Interesting piece on the NBC News site on whether or not to tell people that you have cancer. Or who to tell. Or when.
First off, my own experience: I was pretty open about telling people right off. This blog was started very soon after I was diagnosed, precisely because I thought it would be the most efficient way of telling people. When she was asked by people what they could do to help, my wife's response was "Tell people." Spread the news for us, so we don't have to. I'm always open to talking about cancer, and my experiences with it. I think it will help others.
On the other hand, there are groups that I just don't tell. My students are among these people. And I'm really not sure why. Maybe it's a kind of weakness that I don't want them to see? (Though I'm pretty good about sharing my screw-ups with them.) Maybe I don't want to be defined that way? I don't want to be treated differently? I have told some classes.
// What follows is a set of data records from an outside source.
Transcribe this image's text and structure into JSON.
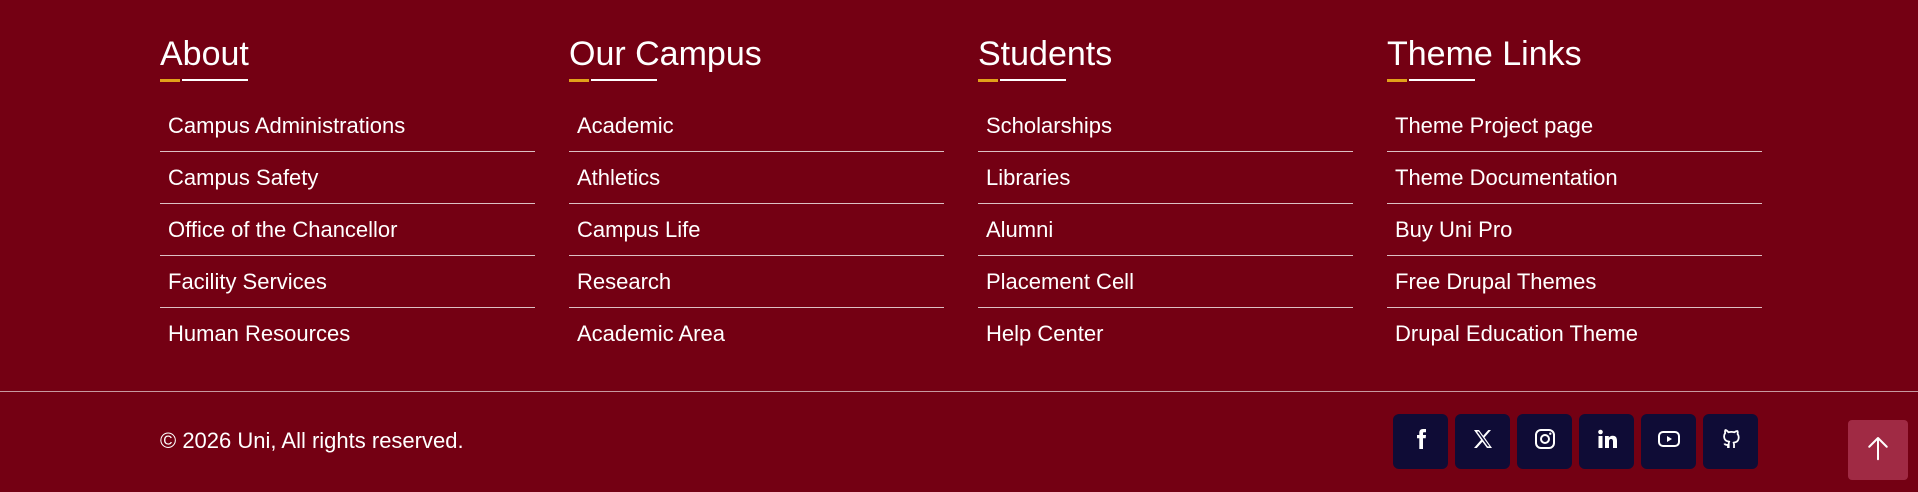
{
  "footer": {
    "columns": [
      {
        "title": "About",
        "links": [
          "Campus Administrations",
          "Campus Safety",
          "Office of the Chancellor",
          "Facility Services",
          "Human Resources"
        ]
      },
      {
        "title": "Our Campus",
        "links": [
          "Academic",
          "Athletics",
          "Campus Life",
          "Research",
          "Academic Area"
        ]
      },
      {
        "title": "Students",
        "links": [
          "Scholarships",
          "Libraries",
          "Alumni",
          "Placement Cell",
          "Help Center"
        ]
      },
      {
        "title": "Theme Links",
        "links": [
          "Theme Project page",
          "Theme Documentation",
          "Buy Uni Pro",
          "Free Drupal Themes",
          "Drupal Education Theme"
        ]
      }
    ],
    "copyright": "© 2026 Uni, All rights reserved.",
    "socials": [
      "facebook-icon",
      "x-icon",
      "instagram-icon",
      "linkedin-icon",
      "youtube-icon",
      "github-icon"
    ],
    "scroll_top_icon": "arrow-up-icon"
  },
  "colors": {
    "background": "#740013",
    "accent": "#e1a11a",
    "social_bg": "#0f0c36",
    "scroll_top_bg": "#a02a44"
  }
}
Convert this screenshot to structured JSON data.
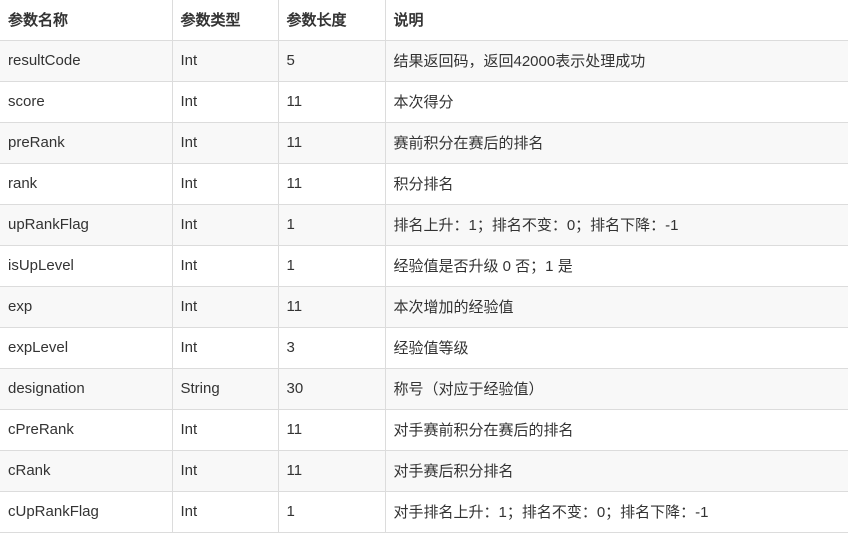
{
  "table": {
    "headers": [
      "参数名称",
      "参数类型",
      "参数长度",
      "说明"
    ],
    "rows": [
      {
        "name": "resultCode",
        "type": "Int",
        "length": "5",
        "desc": "结果返回码，返回42000表示处理成功"
      },
      {
        "name": "score",
        "type": "Int",
        "length": "11",
        "desc": "本次得分"
      },
      {
        "name": "preRank",
        "type": "Int",
        "length": "11",
        "desc": "赛前积分在赛后的排名"
      },
      {
        "name": "rank",
        "type": "Int",
        "length": "11",
        "desc": "积分排名"
      },
      {
        "name": "upRankFlag",
        "type": "Int",
        "length": "1",
        "desc": "排名上升：1；排名不变：0；排名下降：-1"
      },
      {
        "name": "isUpLevel",
        "type": "Int",
        "length": "1",
        "desc": "经验值是否升级 0 否；1 是"
      },
      {
        "name": "exp",
        "type": "Int",
        "length": "11",
        "desc": "本次增加的经验值"
      },
      {
        "name": "expLevel",
        "type": "Int",
        "length": "3",
        "desc": "经验值等级"
      },
      {
        "name": "designation",
        "type": "String",
        "length": "30",
        "desc": "称号（对应于经验值）"
      },
      {
        "name": "cPreRank",
        "type": "Int",
        "length": "11",
        "desc": "对手赛前积分在赛后的排名"
      },
      {
        "name": "cRank",
        "type": "Int",
        "length": "11",
        "desc": "对手赛后积分排名"
      },
      {
        "name": "cUpRankFlag",
        "type": "Int",
        "length": "1",
        "desc": "对手排名上升：1；排名不变：0；排名下降：-1"
      }
    ]
  }
}
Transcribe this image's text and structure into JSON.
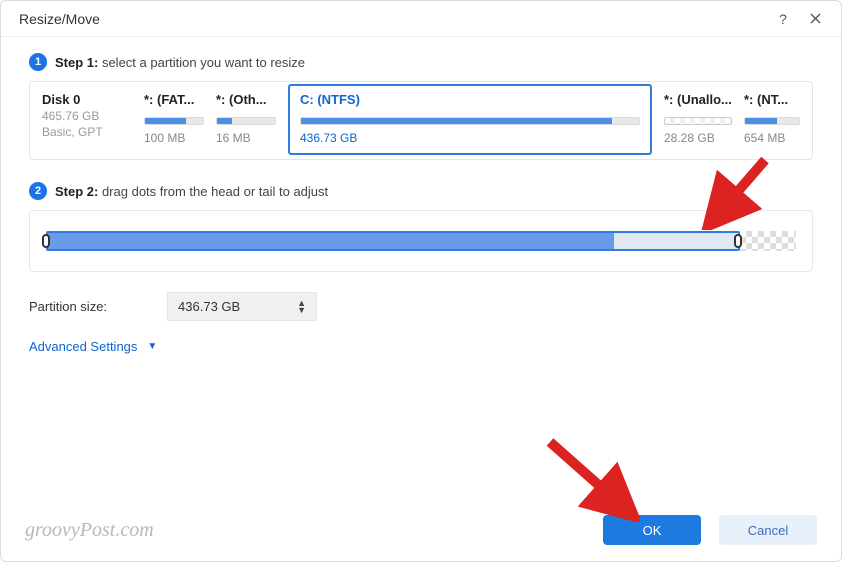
{
  "window": {
    "title": "Resize/Move"
  },
  "step1": {
    "label_strong": "Step 1:",
    "label_rest": " select a partition you want to resize"
  },
  "disk": {
    "name": "Disk 0",
    "capacity": "465.76 GB",
    "type_line": "Basic, GPT"
  },
  "partitions": {
    "fat": {
      "label": "*: (FAT...",
      "size": "100 MB"
    },
    "oth": {
      "label": "*: (Oth...",
      "size": "16 MB"
    },
    "c": {
      "label": "C: (NTFS)",
      "size": "436.73 GB"
    },
    "unalloc": {
      "label": "*: (Unallo...",
      "size": "28.28 GB"
    },
    "nt": {
      "label": "*: (NT...",
      "size": "654 MB"
    }
  },
  "step2": {
    "label_strong": "Step 2:",
    "label_rest": " drag dots from the head or tail to adjust"
  },
  "partition_size": {
    "label": "Partition size:",
    "value": "436.73 GB"
  },
  "advanced": {
    "label": "Advanced Settings"
  },
  "buttons": {
    "ok": "OK",
    "cancel": "Cancel"
  },
  "watermark": "groovyPost.com"
}
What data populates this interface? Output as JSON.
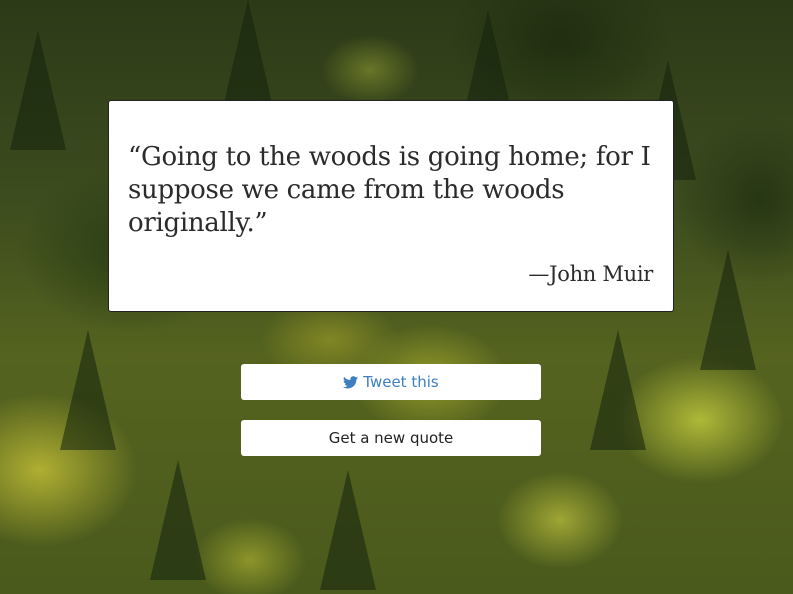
{
  "quote": {
    "text": "“Going to the woods is going home; for I suppose we came from the woods originally.”",
    "author": "—John Muir"
  },
  "buttons": {
    "tweet_label": "Tweet this",
    "tweet_icon": "twitter-bird-icon",
    "new_quote_label": "Get a new quote"
  },
  "colors": {
    "card_background": "#ffffff",
    "text": "#2b2b2b",
    "tweet_accent": "#3d7fc1"
  }
}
One, because we were discussing something that, when I added my experience, one student put some clues together and asked if I was a cancer survivor. I said Yes, but even that was complicated, because people have different definitions of what a survivor is. And I told another class, because we were talking about social media, and I let them know that this blog was one of the things that got me interested in how people communicate online. But it isn't something I bring up regularly, even when the opportunity presents itself.
So as much as I want to say, Yes, you should let everyone in the world know, I really can't say that. Because sometimes there are good reasons for keeping it hidden. Maybe if your bosses know, then things get weird at work, and you aren't looked at in the same way, and promotions and responsibilities disappear. Maybe some people just can't handle it, and it's better for everyone to just keep it under wraps, because the relationship is more important than the honesty. I can see where that might happen.
But one group I just can't understand keeping it from is your own children. Unless they're really young. But one person on the NBC story went to great lengths to hide an illness from his 14, 13, and 11 year old kids. The problem is, kids are smart, and they'll notice the change in you. And they'll assume The Worst. And if your reality is less than The Worst, then they're better off hearing the better news. And if your reality is The Worst, whatever that is, then they're going to find out soon anyway, so you might as well be honest.
Not an easy issue to come down on.
We all handle our cancer whatever way makes the most sense to us, and I certainly respect that. But for me, when in doubt, I say do the sharing. Keeping things inside is rarely the best approach.